Garde classique

Rédigé par des auteurs spécialisés Ooreka  À jour en décembre 2018

Sommaire

Lors du divorce de leurs parents, le sort des enfants représente souvent un des enjeux principaux. Le juge aux affaires familiales a la charge d'organiser la garde des enfants, en prenant en considération leur intérêt supérieur. Généralement, il opte pour la garde classique.

Le cas le plus fréquent d'organisation de la résidence des enfants est celui où elle est fixée à titre principal chez l'un des parents. Les parents décident d'un commun accord que les enfants résideront chez l'un ou chez l'autre, et organisent le droit de visite et d'hébergement du parent non titulaire de la garde principale. Le plus souvent, ce dernier reçoit son enfant une fin de semaine sur deux, du vendredi soir au dimanche soir, ainsi que la moitié des vacances scolaires.

Critères de fixation de la garde classique

Les éléments suivants peuvent être pris en compte pour fixer la garde des enfants :

  • les éléments d'accord entre les conjoints, convenus avant le visa du juge ;
  • le ressenti et les sentiments des enfants ;
  • la capacité de chacun des époux à assumer et respecter son rôle de parent, tant sur le plan affectif, que matériel ou financier ;
  • la capacité de chacun des époux de respecter son conjoint, et de ne pas instrumenter son enfant.

Toutefois, rien n'est figé, et le droit de visite et d'hébergement peut être étendu. Dans ce cas, le juge homologue l'accord des parents, toujours en tenant compte de l'intérêt supérieur de l'enfant. Si les parents ne parviennent pas à se mettre d'accord sur la mise en place de la résidence alternée, le juge aura recours à une médiation familiale. Il pourra ordonner aussi la garde en alternance à titre provisoire, avant d'arrêter son choix et de statuer.

La décision, en cas de conflit, est alors prise sur la base d'un rapport d'enquête sociale, ou après avoir entendu l'enfant.

Garde classique et pension alimentaire

Lorsque l'enfant est domicilié à titre habituel chez l'un des parents, les pensions alimentaires sont déductibles du revenu imposable de l'époux qui les verse et considérées comme un revenu imposable pour l'époux qui en bénéficie. 

Le choix possible entre rattachement fiscal et versement d'une pension déductible des revenus se fait par enfant et pour chaque année concernée.

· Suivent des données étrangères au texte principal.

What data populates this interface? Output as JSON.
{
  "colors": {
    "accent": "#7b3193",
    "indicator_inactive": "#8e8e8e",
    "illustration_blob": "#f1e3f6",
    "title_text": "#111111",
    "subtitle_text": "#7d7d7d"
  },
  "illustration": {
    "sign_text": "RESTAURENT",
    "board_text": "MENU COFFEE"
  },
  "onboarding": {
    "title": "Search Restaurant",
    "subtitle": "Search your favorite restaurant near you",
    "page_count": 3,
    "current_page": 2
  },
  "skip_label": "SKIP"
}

Pour son choix, le parent doit tenir compte de l'avantage respectif :

  • du nombre de parts au titre du quotient familial (enfant célibataire et sans charge de famille) ou de l'abattement (célibataire et chargé de famille, ou marié, ou pacsé) ;
  • de la déduction de la pension alimentaire.

Le rattachement d'un enfant peut entraîner d'autres avantages fiscaux. Ainsi, les enfants pris en compte pour le calcul de l'impôt sur le revenu ouvrent droit à des abattements pour charge de famille dans la détermination de l'assiette de la taxe d'habitation (article 1411 du Code général des impôts). Pour ouvrir ce droit à abattement, les enfants rattachés doivent résider sous le toit du contribuable.